What is Email Greylisting?

Email greylisting is a method of protecting email users from spam. A Mail Transfer Agent (MTA) that uses greylisting blocks a suspicious email with a “temporary rejected” error. In such a situation, a legitimate SMTP server makes multiple attempts to resend a delayed email until it is finally accepted. Servers for mass email spam, on the contrary, usually do not have such sophisticated features.

How Email Greylisting Works

SMTP rules provide that a greylisting server filters unknown email servers and gives a “temporarily rejection” back to the sending server.

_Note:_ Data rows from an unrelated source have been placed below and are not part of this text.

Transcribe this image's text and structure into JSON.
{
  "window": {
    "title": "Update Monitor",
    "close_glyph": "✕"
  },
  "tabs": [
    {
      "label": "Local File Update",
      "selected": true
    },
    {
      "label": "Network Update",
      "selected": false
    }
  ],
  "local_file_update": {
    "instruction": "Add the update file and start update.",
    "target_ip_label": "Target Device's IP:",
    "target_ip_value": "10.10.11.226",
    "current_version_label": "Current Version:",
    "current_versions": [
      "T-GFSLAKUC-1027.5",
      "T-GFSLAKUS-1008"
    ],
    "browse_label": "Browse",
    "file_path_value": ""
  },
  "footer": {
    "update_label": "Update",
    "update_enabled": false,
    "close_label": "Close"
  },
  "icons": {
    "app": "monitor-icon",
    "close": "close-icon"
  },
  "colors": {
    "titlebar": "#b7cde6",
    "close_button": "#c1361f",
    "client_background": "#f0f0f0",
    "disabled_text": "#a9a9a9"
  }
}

Legitimate SMTP servers retry sending after as much as 15-minute delay by default, on and on.

If a greylisting filter considers an email suspicious but lets it through after retrying the delivery, the next emails are going through without delays. This is because the greylisting server remembers the sender’s name and other details and whitelists it without any additional settings from a user.

Another positive aspect of greylisting is that for MTAs, sending a temporary error is a cost-effective measure since it doesn’t require much CPU (central processor) power and memory for its performance, unlike most of the other spam filtering programs.

Unfortunately, in cases where the sending server is poorly set up, the delay time may be far more than 15 minutes by default, which might irritate recipients if they have gotten used to the instantaneous nature of emails. Another disadvantage is that junk mailers adjust to greylisting and queue spam emails for redelivery, which weakens this anti-spam method. Anyway, the delay buys some time for other systems to identify the suspicious sending server as a source of spam.